SB 1045 – How this proposed new law would work

Unlike the Lanterman-Petris-Short Act (LPS), the new SB-1045 was developed without input from mental health consumers. The Board of Supervisors are currently considering implementing this law, which requires their approval and will go to hearing sometime in January.  What it would do is change the eligibility for who gets conserved, or who gets their civil liberties removed and given to the state. It changes the language for who gets an appointment of a conservator to “a person who is incapable of caring for their own health and well-being due to severe mental illness and substance abuse disorders” which is a much broader standard than “gravely disabled” or “harm to self or others”, and specifically adds addiction wording. Although the bill does require the most clinically appropriate placement including behavioral health treatment, supportive housing and wrap-around services for people who meet certain criteria, it fails to allocate any state money for services or housing. Because of this, SB 1045 does not address the systemic lack of community based care that lead to people’s mental health deteriorating so severely in the first place.

 

There are some things in this new form of conservatorship that are close to the same as LPS law.  Similar to existing law, a petition must be filed with the superior court to conduct an investigation and the Conservator  must make a recommendation for conservatorship. They must also make a determination that the person’s needed services are available. The individual does have access to due process and is assigned a public defender. However, there are critical differences in who is eligible for the loss of liberties.   The criteria for this new conservatorship or trauma detention under this bill are far broader. The way it works is if a person has had eight or more involuntary detentions for evaluation and treatment in past 12 months and the person is rejected for assisted outpatient treatment (Laura’s Law); and no other least restrictive alternatives exist, then they qualify for 1 one year trauma detention or conservatorship with court approval.

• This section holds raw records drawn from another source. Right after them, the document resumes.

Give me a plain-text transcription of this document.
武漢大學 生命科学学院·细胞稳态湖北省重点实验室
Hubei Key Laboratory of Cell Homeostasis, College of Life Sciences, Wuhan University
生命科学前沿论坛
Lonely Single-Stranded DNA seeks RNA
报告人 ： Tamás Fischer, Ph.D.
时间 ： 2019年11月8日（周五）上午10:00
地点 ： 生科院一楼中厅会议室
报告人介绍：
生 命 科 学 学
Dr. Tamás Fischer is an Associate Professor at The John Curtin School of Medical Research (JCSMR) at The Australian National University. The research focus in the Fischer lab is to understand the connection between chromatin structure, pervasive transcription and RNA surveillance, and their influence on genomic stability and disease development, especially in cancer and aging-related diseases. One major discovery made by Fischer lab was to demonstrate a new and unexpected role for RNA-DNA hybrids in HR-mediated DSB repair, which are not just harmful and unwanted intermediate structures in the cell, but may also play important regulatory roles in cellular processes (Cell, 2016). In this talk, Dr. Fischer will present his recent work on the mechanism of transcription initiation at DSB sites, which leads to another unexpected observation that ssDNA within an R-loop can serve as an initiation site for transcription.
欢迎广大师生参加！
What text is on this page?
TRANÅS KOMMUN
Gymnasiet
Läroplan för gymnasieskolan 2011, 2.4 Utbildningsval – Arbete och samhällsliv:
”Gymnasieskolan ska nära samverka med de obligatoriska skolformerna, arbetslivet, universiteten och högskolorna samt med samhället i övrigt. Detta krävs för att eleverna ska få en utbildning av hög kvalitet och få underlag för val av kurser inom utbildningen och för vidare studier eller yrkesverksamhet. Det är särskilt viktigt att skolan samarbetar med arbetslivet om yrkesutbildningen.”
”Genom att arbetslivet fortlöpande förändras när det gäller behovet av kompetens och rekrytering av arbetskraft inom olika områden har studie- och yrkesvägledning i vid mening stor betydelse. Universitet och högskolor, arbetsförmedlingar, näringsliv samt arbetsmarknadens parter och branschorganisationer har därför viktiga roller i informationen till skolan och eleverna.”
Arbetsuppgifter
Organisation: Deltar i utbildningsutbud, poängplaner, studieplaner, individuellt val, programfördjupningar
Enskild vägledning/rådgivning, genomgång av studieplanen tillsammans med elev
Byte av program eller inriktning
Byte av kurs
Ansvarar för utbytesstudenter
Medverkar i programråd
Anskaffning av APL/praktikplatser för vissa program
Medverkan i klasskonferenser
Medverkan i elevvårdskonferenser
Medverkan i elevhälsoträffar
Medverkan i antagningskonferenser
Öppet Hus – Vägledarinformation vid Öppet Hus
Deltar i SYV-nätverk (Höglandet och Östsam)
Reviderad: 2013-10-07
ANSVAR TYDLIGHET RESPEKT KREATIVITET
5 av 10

The eight or more detentions criteria is particularly troubling. It is important to remember that it is police that do that initial detention, called a “5150.” They bring people in handcuffs, and they decide who to bring in.  They could easily detain someone who does not meet the criteria, either to harass the person or in response to a complaint, and then magically they will meet the criteria once they have been detained more than eight times. That puts a great deal of decision making power in police, who are not psychiatrists, and do not have professional training.

Even if the people in charge, are careful and only end up conserving 20 people as the Department of Public Health is promising or 100 as the Mayor is promising, it will potentially traumatize thousands more who are brought in repeatedly by police, lose their belongings in the process, and find themselves in worse shape. There is no capacity in the system, and this just increases the trauma of churning people through a system and wastes valuable resources without notable positive outcomes. The potential for abuse is staggering. The likelihood of this having a negative impact on mental health and further traumatizing people is definitive.

We believe this law should be rejected. The state needs to go back to the drawing table.

But that doesn’t mean we say do nothing. We have an alternative vision that is not fueled by political posturing. This vision will be funded by Prop. C, and eliminates the need for SB 1045 altogether:

  •        A peer and professional response to mental health issues that does not include police unless weapons are involved.
  •       A diverse and robust community system that meets the individual needs of people with behavioral health issues.
  •       A system where homeless people receive intensive care on the streets, and that care follows them through the system – from crisis, residential, into outpatient care and housing.
  •       A system that has the capacity to care for people when they need it, not one that waits until they are decompensated to get care.
  •       A system that does not enhance trauma by churning people from streets to programs to streets again, but instead a system that not only is trauma informed but addresses trauma in its very design.